TOWER: 1st stage N with door and porch (as above but gablehead with tiny raised-centre triple lancet detail) breaking paired string courses into 2nd stage, single pointed-arch window to E. 2nd stage with gunloops flanking cross finial to N and 2 narrow lights to E giving way to shallow 3rd stage with tripartite gunloop-type opening to N, W and E. Tall 4th stage with single gunloop to each face giving way to reduced octagonal 5th stage with alternating large louvered openings and polygonal angle turrets each with blank 1st stage and tiny gunloop to each face at 2nd stage and attenuated polygonal ashlar finialled roof echoing spire above, latter with additional fleche to alternate faces.

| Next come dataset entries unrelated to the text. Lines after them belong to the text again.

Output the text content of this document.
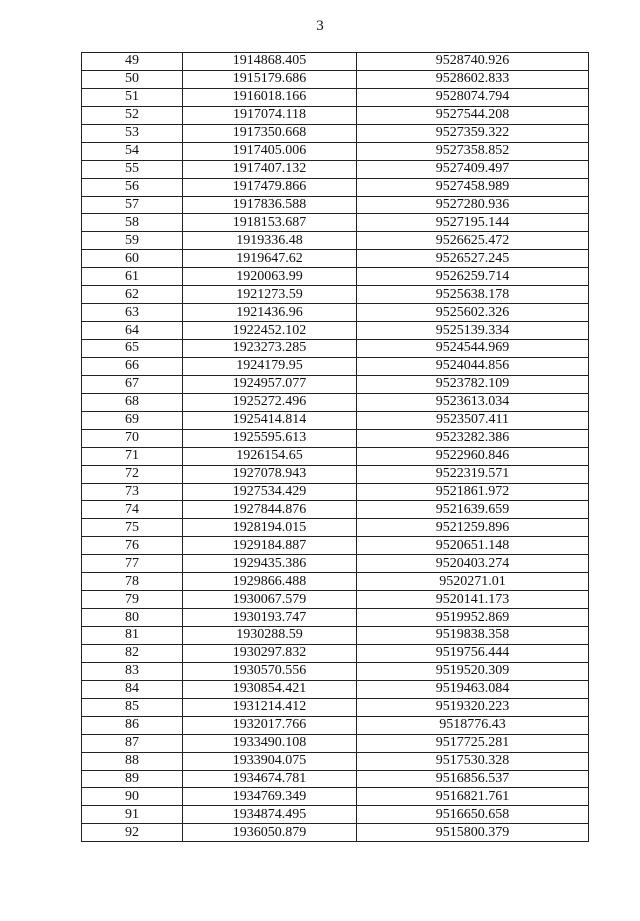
3
49	1914868.405	9528740.926
50	1915179.686	9528602.833
51	1916018.166	9528074.794
52	1917074.118	9527544.208
53	1917350.668	9527359.322
54	1917405.006	9527358.852
55	1917407.132	9527409.497
56	1917479.866	9527458.989
57	1917836.588	9527280.936
58	1918153.687	9527195.144
59	1919336.48	9526625.472
60	1919647.62	9526527.245
61	1920063.99	9526259.714
62	1921273.59	9525638.178
63	1921436.96	9525602.326
64	1922452.102	9525139.334
65	1923273.285	9524544.969
66	1924179.95	9524044.856
67	1924957.077	9523782.109
68	1925272.496	9523613.034
69	1925414.814	9523507.411
70	1925595.613	9523282.386
71	1926154.65	9522960.846
72	1927078.943	9522319.571
73	1927534.429	9521861.972
74	1927844.876	9521639.659
75	1928194.015	9521259.896
76	1929184.887	9520651.148
77	1929435.386	9520403.274
78	1929866.488	9520271.01
79	1930067.579	9520141.173
80	1930193.747	9519952.869
81	1930288.59	9519838.358
82	1930297.832	9519756.444
83	1930570.556	9519520.309
84	1930854.421	9519463.084
85	1931214.412	9519320.223
86	1932017.766	9518776.43
87	1933490.108	9517725.281
88	1933904.075	9517530.328
89	1934674.781	9516856.537
90	1934769.349	9516821.761
91	1934874.495	9516650.658
92	1936050.879	9515800.379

E (STRATHEARN TERRACE) ELEVATION: single stage 4-bay nave aisle with double lancet to each bay; attenuated slated ridge ventilator appearing as spire; lower bay to left (vestry entrance) with door to left, 2 narrow square-headed lights immediately to right and rose window above in recessed face of nave; gabled bay to outer left with double lancet; tower (see above) in re-entrant angle to outer right.

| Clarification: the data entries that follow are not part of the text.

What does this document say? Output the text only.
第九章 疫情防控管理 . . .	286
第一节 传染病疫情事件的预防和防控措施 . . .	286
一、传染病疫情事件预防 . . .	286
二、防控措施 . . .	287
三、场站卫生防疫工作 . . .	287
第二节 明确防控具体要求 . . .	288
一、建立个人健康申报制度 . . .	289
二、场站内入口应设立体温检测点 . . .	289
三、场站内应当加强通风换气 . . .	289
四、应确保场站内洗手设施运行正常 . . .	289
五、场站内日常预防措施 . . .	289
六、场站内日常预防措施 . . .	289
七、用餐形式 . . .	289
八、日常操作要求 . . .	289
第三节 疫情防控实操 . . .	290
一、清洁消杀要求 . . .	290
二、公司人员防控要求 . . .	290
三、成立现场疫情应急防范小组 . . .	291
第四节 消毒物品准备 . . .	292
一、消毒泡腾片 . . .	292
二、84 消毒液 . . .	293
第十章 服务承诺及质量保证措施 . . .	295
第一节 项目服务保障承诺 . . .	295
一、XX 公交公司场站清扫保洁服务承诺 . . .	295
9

W ELEVATION: 4-bay nave aisle and gabled bay to right (as above) linked by further lower bay; 2-stage gabled bay to left with 3 closely- aligned lancets at 1st stage, double lancet above and roundel in gablehead.

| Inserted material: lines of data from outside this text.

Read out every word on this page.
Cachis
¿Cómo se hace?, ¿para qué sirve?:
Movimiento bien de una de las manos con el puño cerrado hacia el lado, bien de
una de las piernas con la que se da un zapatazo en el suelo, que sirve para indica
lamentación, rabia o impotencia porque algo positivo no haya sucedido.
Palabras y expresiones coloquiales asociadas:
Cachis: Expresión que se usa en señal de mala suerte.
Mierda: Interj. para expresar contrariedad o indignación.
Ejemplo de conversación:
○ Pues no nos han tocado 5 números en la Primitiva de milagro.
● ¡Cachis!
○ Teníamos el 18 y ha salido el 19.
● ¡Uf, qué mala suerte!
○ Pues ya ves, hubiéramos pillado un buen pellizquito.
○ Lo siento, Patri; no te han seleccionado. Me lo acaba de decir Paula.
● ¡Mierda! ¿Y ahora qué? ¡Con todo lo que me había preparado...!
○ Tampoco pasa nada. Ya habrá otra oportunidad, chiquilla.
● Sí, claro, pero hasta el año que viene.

S ELEVATION: low 5-bay elevation of vestry with 3 shouldered bipartite windows to centre and right bays, door with adjacent light to left and blank bay to outer left under shouldered stack breaking eaves. Tiny pitch-roofed dormer window over penultimate bay to left and 3 diminutive triangular roof ventilators to right. Gablehead of church behind.
Multi-pane leaded glazing mostly with coloured margins; stained glass (see below). Grey slates. Coped ashlar stacks with some cans. Ashlar-coped skews with gablet skewputts; cast-iron downpipes with decorative fixings.
INTERIOR: serpentine-fronted gallery on cast-iron columns and arcaded aisles; fixed timber pews in semicircular-plan retained but with minor alterations. Open-timbered roof flattened at apex. Fine panelled timber organ housing by Hilsdon of Glasgow, 1932, to E with painted roundel above and rose windows to flanking returns. Memorials to both World Wars at N wall. Boarded timber dadoes.
STAINED GLASS: Duncan Memorial Window depicting 'Dorcas and Lyddi' by William Pritchard, 1936, gifted by George Logan Duncan of Strathearn Leigh in memory of his wife Bessie Mackay Meikle. Under gallery opposite, 'St Martin of Tours', 'St Francis of Assisi' and Celtic 'St Rowan' by Gordon Webster, 1969, presented by Muriel Lady Forteviot. 2 further saints, 'Andrew' and 'James' commemorating Rev James Ferguson.
BOUNDARY WALLS, GATEPIERS AND GATES: low stepped saddleback-coped rubble boundary walls with 2 pairs of ball-finialled square-section chamfered ashlar gatepiers and 2-leaf decorative ironwork gates.